実際に、数週間のマインドフルネス瞑想を続けた人の脳では、ストレスに反応する扁桃体の活動が落ち着いたという研究もあります。
集中しやすくなって、仕事もはかどる!
「気が散ってしまう」「目の前のことに集中できない」
そんなときにも、瞑想は頼れる味方です。
瞑想を習慣にすることで、脳の考える力を担う前頭前野のはたらきが活性化し、注意力がアップしたり、マルチタスクにも強くなるとされています。

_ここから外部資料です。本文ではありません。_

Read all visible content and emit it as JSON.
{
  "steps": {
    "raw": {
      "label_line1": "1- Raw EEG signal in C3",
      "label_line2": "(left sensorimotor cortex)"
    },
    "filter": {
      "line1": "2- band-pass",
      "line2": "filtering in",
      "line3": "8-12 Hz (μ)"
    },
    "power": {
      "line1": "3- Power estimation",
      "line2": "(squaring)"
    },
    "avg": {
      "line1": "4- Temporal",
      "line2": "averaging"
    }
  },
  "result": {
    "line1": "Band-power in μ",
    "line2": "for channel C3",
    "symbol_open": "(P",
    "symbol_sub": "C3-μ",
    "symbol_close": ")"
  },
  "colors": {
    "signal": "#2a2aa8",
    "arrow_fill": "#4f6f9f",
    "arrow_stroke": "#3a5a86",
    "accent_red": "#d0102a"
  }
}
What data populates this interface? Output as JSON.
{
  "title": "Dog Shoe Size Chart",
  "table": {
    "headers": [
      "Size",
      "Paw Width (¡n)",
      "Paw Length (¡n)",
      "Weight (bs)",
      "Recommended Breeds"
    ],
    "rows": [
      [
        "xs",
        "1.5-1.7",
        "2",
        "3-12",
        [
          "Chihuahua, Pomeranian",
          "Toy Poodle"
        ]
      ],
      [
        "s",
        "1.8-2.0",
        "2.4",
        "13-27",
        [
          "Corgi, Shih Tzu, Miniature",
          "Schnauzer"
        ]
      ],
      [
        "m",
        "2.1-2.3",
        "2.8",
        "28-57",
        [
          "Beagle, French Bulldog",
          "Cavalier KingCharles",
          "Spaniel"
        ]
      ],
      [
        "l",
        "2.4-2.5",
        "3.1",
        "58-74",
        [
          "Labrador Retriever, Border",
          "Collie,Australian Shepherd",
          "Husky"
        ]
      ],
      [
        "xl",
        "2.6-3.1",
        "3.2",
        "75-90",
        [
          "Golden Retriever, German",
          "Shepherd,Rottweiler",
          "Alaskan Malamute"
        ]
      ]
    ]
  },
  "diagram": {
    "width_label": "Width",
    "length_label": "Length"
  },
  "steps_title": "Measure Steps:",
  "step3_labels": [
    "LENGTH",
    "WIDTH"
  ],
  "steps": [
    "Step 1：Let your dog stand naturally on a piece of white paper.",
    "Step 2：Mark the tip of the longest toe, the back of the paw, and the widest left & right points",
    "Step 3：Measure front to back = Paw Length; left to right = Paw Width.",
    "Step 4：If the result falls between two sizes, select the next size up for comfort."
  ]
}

8週間の瞑想プログラムに参加した人たちは、集中力テストの結果が良くなったというデータも。
特に、仕事中の「ついスマホを見ちゃう・・・」なんて癖も、自然と減っていくかもしれません。
夜ぐっすり眠れるようになる
寝つきが悪い、夜中に目が覚める、朝スッキリ起きられない…
そんな悩みがある方にも、瞑想はおすすめ!
寝る前に数分でも瞑想をすると、心が落ち着いて余計な思考が静まり、自然と眠りに入りやすくなります。
続けることで深い眠り(ノンレム睡眠)の時間が増えたり、ストレスホルモンが減って入眠までの時間が短くなるなど、質の高い睡眠をサポートしてくれます!
瞑想の効果ってすごいんだな!
やり方に正解はなく、あなたがちょっと落ち着けたと感じられたら、それだけでOKなんです
最初は結構難しいな
感情が乱れたら呼吸に戻り、忘れてしまったらまた思い出せばいいんです
自分のペースでゆる~く続けていくことが、心を整える習慣になっていくのです
今日から5分、瞑想を始めてみるのじゃ
マインドフルネス瞑想でストレスを吹っ飛ばせ!

日々、ストレスの多いエンジニアの業界。
フリーランスエンジニアのあなたには、開発の他にも、営業、経理…とやることがたくさん。
そんな時は、マインドフルネス瞑想を生活の中に取り入れてみてください。